Here is what I did-->http://img23.imageshack.us/img23/7452/hwproblem.jpg

 

[galactus]

\(\displaystyle \int_{1}^{2}\int_{1}^{2}\frac{y}{x+y^{2}}dxdy\)

Your solution is \(\displaystyle \frac{ln(\frac{432}{3125})}{2}\)

Should be \(\displaystyle \frac{ln(\frac{6912}{3125})}{2}\)

\(\displaystyle \int\frac{y}{x+y^{2}}dx=yln(x+y^{2})\Rightarrow yln(y^{2}+2)-yln(y^{2}+1)\)

\(\displaystyle \int yln(y^{2}+2)dy-\int yln(y^{2}+1)dy=\frac{(y^{2}+1)(ln(y^{2}+1)-1)}{2}-\frac{(y^{2}+2)(ln(y^{2}+2)-1)}{2}\)

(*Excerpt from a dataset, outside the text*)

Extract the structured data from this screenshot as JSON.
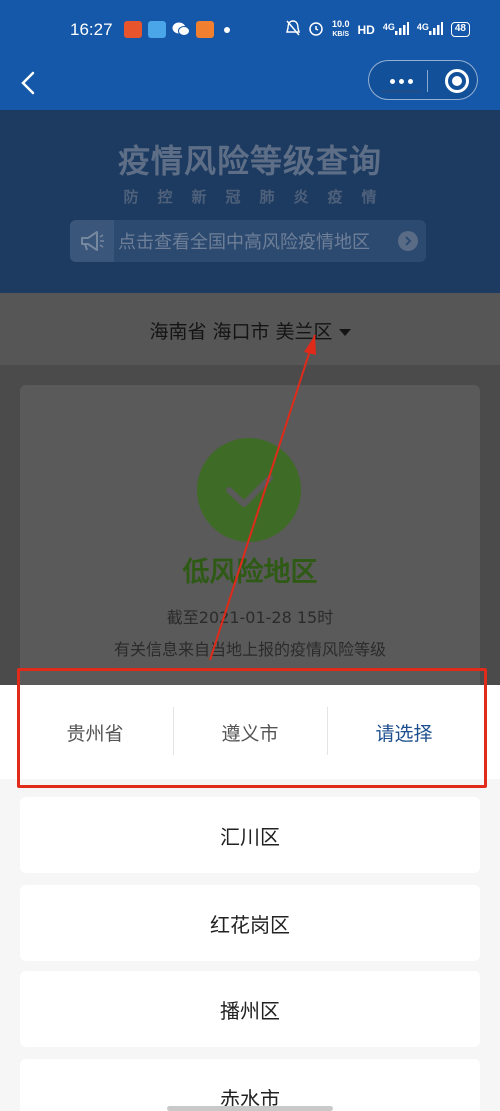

Using the limits, we get \(\displaystyle \frac{3ln(12)}{2}-\frac{3}{2}-\left(\frac{ln(\frac{3125}{4})}{2}-\frac{3}{2}\right)=\frac{ln(\frac{6912}{3125})}{2}\)

There is a multiple of 16 somewhere. 6912/432=16. It always some little algebra error.

 

[pockystix]

oooh your answer makes more sense.I've been trying to figure this out for hours. Thanks galactus!